夜莺监控插件(v3)
1、判断https证书是否过期的插件,如下:
#!/bin/bash
: '
此脚本用来获取https证书过期时间
'
#证书cer文件路径
CER_FILE=/usr/local/n9e/plugin/cert/blog.ywdevops.cn.cer
ip=$(ifconfig `route|grep '^default'|awk '{print $NF}'`|grep inet|awk '{print $2}'|head -n 1)
#获取证书到期时间
last_time () {
#使用openssl命令来获取证书的到期时间
END_TIME=$(echo | openssl x509 -in ${CER_FILE} -noout -text | grep After | awk '{print $4,$5,$7}')
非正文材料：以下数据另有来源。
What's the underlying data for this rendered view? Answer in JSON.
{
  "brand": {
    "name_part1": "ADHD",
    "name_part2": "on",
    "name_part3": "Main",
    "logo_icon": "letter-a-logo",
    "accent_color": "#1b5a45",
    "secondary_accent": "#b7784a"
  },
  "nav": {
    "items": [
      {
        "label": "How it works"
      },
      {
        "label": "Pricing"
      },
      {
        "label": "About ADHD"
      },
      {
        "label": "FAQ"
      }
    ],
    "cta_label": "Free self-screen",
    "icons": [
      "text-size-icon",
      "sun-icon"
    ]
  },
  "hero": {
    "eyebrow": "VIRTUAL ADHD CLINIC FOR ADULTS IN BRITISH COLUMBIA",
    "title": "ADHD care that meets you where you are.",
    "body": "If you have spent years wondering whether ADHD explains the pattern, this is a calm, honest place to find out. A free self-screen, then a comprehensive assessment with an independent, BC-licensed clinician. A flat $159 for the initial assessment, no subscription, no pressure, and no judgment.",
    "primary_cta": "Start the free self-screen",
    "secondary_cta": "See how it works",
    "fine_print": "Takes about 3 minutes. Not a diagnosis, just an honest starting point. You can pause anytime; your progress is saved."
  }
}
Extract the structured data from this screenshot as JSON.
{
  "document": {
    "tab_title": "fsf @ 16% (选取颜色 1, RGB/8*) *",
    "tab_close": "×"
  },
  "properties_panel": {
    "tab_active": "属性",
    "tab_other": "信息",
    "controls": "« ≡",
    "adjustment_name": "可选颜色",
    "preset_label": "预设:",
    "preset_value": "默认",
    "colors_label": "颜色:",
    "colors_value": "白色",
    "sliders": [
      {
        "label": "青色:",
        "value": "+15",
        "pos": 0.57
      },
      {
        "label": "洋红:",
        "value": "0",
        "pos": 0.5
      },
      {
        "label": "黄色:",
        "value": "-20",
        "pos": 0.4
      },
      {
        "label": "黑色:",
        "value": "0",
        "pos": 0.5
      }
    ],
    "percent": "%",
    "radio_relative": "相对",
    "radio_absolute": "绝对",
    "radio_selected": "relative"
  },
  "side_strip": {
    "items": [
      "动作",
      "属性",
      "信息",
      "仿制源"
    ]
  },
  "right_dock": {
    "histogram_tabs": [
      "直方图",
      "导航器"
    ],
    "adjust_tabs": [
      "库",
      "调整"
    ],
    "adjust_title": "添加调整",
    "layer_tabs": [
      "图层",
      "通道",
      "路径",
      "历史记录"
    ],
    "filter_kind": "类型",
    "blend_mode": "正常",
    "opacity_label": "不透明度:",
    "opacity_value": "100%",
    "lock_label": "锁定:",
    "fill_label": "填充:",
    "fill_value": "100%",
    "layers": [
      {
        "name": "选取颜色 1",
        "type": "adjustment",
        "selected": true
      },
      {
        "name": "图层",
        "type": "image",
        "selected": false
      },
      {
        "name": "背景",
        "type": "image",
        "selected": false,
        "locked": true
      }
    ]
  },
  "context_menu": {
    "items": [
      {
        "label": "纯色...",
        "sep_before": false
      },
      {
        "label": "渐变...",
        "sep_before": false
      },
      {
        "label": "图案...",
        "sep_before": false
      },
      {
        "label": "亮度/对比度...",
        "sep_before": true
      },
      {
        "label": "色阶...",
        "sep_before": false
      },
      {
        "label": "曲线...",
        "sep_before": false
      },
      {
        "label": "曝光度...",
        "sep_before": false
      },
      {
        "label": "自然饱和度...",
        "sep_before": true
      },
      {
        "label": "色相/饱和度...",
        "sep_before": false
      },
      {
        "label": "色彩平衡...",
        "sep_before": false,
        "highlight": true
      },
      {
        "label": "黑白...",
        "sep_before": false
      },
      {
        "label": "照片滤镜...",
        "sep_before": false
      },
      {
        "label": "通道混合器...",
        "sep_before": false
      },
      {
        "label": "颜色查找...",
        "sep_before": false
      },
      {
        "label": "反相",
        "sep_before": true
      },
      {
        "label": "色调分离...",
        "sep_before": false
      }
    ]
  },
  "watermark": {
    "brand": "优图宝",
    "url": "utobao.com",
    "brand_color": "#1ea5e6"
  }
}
END_TIME1=$(date +%s -d "$END_TIME")
NOW_TIME=$(date +%s -d "$(date "+%Y-%m-%d %H:%M:%S")")
#时间转换
value=$(($(($END_TIME1 - $NOW_TIME))/(60*60*24)))
}
last_time
echo '[
{
"endpoint": "'${ip}'",
"timestamp": '$(date +%s)',
"tags": "cert=ghs.sfair.com.cer",
"metric": "ghs.cer",
"value": '${value}'
}
]'
2、nginx指标采集插件(需要提前安装vts模块)
#!/usr/bin/python
#-*- coding:utf-8 -*- #指定编码
'''
@此脚本用来获取nginx的监控状态信息,json界面的各个参数说明如下:
servermain:
hostname: 主机名
nginxVersion: nginx版本
loadMsec: 以毫秒为单位的处理时间
nowMsec: 以毫秒为单位的当前时间
connections:
active: 当前活动的客户端连接数
reading: 读取客户端连接的总数
writing: 写入客户端连接的总数
waiting: 正在等待的客户端连接总数
accepted: 接受的客户端连接总数
handled: 已处理的客户端连接总数
requests: 请求的客户端连接总数
sharedZones:
name: 配置中指定的共享内存名称
maxSize: 配置中指定的共享内存的最大大小的限制
usedSize: 共享内存的当前大小
usedNode: 共享内存中当前使用的节点数
serverZones:
requestCounter: 从客户端接收的客户端请求总数
inBytes: 从客户端接收的总字节数
outBytes: 发送到客户端的总字节数
responses:
1xx,2xx,3xx,4xx,5xx: 表示响应状态吗
miss: 未命中的缓存数
bypass: 绕过缓存旁路数
expired: 过期的缓存数
stale: 生效缓存的数量
updating: 缓存更新的次数
revalidated:重新验证的缓存数
hit: 缓存命中数
scarce: 未达缓存要求的请求次数
requestMsecCounter: 累积的请求处理时间(毫秒)
requestMsec: 请求处理时间的平均值(毫秒)
upstreamZones:
server: server地址
requestCounter: 转发到此服务器的客户端连接总数
inBytes: 从该服务器接收的总字节数
outBytes:发送到此服务器的总字节数
responses:
1xx,2xx,3xx,4xx,5xx: 表示响应状态吗
requestMsecCounter: 包括upstream在内的累计请求处理时间数(毫秒)
requestMsec:
time: 请求处理时间
msecs: 包括upstream在内的请求处理时间
responseMsecCounter: 仅upstream响应处理时间累加值(毫秒)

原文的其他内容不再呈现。